The cccDNA represents the main reservoir of hepatitis B viruses and enables their survival in the liver. The anthropologist, Dr. Dr. Maura Dandri and her team at UKE to prevent HBV-cccDNA from producing more viruses in the animal model.

The attack point of their treatment is the viral HBx protein, which protects the cccDNA in cell nucleus from toasting by preventing host factor (SMC complex) from binding to it. The team treated the animals on the one hand with the antiviral cytokine interferon-alpha, which had already been shown to reduce viral RNA, and on the other hand suppressed the formation of the HBx protein by RNA interference, a method by which the translation from RNA to protein was inhibited.
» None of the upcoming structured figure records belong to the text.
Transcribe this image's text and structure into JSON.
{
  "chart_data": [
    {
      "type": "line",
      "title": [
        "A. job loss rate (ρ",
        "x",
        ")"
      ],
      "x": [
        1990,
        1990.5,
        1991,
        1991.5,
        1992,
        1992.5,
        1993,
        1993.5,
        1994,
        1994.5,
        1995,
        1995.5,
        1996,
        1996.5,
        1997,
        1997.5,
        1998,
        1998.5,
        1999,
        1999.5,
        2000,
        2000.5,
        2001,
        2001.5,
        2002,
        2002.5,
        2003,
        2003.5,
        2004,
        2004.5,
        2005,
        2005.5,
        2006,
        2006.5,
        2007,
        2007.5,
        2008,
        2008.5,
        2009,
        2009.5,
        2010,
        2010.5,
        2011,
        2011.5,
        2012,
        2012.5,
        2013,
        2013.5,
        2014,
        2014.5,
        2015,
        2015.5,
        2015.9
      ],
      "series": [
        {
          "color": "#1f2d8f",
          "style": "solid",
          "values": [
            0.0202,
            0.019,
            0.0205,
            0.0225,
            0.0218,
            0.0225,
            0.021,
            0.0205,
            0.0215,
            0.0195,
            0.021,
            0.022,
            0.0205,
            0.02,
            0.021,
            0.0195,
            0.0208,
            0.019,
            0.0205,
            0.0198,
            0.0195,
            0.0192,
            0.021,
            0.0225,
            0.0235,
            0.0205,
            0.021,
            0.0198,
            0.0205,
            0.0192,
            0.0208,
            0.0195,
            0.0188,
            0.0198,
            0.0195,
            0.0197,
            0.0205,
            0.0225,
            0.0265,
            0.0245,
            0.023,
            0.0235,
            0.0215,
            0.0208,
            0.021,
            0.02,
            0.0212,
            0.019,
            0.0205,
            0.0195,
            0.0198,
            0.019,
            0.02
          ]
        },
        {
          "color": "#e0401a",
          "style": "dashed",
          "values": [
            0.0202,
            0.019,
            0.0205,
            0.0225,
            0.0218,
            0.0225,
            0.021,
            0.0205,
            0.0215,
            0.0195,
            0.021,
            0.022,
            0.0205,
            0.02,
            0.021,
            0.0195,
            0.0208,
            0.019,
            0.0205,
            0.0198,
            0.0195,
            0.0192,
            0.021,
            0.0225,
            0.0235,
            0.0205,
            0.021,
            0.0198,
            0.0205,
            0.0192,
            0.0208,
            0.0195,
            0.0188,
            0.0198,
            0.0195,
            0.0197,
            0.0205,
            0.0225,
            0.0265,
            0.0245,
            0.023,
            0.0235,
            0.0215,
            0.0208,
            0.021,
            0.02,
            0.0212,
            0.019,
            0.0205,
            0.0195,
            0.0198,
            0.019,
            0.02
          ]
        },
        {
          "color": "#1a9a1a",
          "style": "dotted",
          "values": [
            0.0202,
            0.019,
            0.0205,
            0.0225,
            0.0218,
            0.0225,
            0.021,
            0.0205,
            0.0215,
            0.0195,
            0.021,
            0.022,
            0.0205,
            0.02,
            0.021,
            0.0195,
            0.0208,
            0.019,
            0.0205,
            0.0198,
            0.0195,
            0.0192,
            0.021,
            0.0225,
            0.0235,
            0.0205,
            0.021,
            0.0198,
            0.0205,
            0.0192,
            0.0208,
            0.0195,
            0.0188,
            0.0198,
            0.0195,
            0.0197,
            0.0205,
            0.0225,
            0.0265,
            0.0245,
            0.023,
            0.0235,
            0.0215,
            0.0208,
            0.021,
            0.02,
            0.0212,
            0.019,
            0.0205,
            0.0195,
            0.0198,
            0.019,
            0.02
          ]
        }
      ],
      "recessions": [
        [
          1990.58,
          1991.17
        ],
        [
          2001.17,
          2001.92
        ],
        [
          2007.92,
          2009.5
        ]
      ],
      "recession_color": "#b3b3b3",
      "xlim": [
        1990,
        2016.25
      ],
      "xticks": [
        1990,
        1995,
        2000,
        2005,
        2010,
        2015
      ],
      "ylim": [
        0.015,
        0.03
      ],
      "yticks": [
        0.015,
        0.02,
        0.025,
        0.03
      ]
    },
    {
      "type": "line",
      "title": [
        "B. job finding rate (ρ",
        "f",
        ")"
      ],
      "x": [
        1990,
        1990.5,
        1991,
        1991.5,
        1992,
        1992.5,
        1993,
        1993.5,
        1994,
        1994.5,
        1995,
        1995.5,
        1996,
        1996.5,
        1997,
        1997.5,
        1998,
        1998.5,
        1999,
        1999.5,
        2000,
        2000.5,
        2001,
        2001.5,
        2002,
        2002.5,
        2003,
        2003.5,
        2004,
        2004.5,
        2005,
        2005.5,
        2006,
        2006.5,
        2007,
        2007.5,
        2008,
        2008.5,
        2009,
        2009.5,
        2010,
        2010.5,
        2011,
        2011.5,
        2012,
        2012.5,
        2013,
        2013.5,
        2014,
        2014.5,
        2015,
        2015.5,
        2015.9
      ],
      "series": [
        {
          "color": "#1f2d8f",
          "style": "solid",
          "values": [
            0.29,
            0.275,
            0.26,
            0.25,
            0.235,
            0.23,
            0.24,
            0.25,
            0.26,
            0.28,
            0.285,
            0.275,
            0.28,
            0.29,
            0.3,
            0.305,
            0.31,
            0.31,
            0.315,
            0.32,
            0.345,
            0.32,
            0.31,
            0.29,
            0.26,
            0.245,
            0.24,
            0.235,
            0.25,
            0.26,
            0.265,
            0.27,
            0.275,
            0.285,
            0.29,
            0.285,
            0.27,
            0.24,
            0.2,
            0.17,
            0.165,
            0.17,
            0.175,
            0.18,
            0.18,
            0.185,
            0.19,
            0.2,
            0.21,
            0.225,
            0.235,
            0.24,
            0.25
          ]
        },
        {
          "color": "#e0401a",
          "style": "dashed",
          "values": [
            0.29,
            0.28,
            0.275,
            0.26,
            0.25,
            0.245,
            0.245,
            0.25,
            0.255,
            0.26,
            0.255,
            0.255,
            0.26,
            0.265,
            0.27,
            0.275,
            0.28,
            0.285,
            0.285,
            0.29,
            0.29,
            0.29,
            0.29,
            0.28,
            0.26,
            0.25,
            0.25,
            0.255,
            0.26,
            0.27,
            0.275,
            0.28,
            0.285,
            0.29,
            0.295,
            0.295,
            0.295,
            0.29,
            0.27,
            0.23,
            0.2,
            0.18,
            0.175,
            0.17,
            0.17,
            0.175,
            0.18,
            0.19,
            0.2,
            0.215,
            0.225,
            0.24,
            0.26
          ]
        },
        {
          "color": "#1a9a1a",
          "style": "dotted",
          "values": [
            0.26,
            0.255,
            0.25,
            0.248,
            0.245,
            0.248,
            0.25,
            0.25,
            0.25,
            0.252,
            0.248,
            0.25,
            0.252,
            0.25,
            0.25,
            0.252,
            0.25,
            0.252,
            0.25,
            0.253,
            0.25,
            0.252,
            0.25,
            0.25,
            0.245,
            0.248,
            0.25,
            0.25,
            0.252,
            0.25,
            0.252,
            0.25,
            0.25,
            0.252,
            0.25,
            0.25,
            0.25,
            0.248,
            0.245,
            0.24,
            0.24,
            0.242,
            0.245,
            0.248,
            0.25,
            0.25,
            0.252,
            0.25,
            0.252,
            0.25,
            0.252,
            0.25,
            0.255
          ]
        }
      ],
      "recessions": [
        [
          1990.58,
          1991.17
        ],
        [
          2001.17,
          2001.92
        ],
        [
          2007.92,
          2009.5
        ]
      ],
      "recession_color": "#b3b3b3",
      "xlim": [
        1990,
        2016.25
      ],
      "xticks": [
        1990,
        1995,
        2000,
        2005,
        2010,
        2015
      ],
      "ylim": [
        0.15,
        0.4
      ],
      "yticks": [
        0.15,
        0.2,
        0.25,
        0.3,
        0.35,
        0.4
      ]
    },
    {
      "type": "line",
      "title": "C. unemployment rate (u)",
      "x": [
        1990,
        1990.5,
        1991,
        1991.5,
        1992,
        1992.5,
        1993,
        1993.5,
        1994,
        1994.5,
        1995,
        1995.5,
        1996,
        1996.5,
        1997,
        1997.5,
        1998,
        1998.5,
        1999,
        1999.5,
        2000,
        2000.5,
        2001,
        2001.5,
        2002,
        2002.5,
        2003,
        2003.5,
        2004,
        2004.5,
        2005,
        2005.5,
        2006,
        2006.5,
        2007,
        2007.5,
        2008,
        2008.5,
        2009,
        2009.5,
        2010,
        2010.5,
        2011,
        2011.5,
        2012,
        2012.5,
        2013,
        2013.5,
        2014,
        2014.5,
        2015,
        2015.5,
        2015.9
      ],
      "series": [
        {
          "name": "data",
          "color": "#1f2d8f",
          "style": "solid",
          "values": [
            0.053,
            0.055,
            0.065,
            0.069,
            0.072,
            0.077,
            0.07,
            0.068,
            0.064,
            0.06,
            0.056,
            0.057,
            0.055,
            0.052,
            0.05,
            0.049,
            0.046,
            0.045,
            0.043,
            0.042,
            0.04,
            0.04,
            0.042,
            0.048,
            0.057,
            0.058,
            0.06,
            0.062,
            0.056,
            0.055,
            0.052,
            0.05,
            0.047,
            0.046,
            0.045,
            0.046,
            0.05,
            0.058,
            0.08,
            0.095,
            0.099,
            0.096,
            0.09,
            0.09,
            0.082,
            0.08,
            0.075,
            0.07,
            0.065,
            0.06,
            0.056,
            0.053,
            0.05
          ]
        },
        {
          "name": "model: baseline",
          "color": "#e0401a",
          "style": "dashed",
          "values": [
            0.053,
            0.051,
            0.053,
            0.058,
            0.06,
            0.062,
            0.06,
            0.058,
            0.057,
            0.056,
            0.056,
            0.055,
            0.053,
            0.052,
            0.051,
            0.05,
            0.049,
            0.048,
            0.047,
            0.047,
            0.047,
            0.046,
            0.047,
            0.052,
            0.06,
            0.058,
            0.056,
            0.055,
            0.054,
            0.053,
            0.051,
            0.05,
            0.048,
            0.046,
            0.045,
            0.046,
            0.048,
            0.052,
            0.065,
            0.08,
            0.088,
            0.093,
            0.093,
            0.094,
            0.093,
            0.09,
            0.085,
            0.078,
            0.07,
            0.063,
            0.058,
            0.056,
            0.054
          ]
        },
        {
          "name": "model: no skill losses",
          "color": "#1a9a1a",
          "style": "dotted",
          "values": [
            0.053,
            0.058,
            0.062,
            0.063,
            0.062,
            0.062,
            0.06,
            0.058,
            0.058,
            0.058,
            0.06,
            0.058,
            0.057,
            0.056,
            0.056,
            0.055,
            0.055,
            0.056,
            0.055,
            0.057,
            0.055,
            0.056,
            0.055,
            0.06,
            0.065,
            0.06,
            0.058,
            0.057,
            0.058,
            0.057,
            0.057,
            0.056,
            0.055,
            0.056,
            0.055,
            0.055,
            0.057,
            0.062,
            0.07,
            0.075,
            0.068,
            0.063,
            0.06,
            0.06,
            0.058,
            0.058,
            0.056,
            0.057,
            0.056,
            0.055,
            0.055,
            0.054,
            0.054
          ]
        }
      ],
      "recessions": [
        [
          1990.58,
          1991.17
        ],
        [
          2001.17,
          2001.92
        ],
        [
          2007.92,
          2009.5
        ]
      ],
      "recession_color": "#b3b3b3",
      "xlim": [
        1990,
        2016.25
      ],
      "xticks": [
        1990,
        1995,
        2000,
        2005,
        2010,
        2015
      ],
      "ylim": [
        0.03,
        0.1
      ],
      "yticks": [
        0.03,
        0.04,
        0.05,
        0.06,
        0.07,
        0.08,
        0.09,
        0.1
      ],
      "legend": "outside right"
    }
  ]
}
In all cases, they were able to suppress HBx production in the majority of infectious cells, thereby suppressing the cccDNA through re-exposure of the host-limiting factor.

In addition, they combined this treatment with the administration of bulevirtide, capable of inhibiting HBV into the cells and thus redefining. In this way, the effect of cccDNA inactivation could last even beyond the end of treatment. Bulevirtide, better known by the research name myrcludex, was co-developed in the DZIF and was recently approved for the European market as an active substance in the treatment of hepatitis D.

“This combination therapy was able to achieve stable closure of the cccDNA in infectious cells,” Drs. Dandri explains. She leads the “HBV Cure” project in the DZIF and the “Virushepatitis” working group in the UKE. Even though it has only been confirmed so far in a mouse model, Dr. Dandri sure about the mix.

The results show that the HBV genome can be blocked by specific combination therapies. These approaches can now be applied in clinical trials to achieve functional treatment of chronic hepatitis B. “

Prof. Dr. Maura Dandri, geologist

Source:

German Center for Disease Research

Magazine Reference:

Allweiss, L., et al. (2021) Therapeutic closure of HBV transcripts promotes replication of the SMC5 / 6 complex and disruption of the viral genome in vivo. Gut. doi.org/10.1136/gutjnl-2020-322571.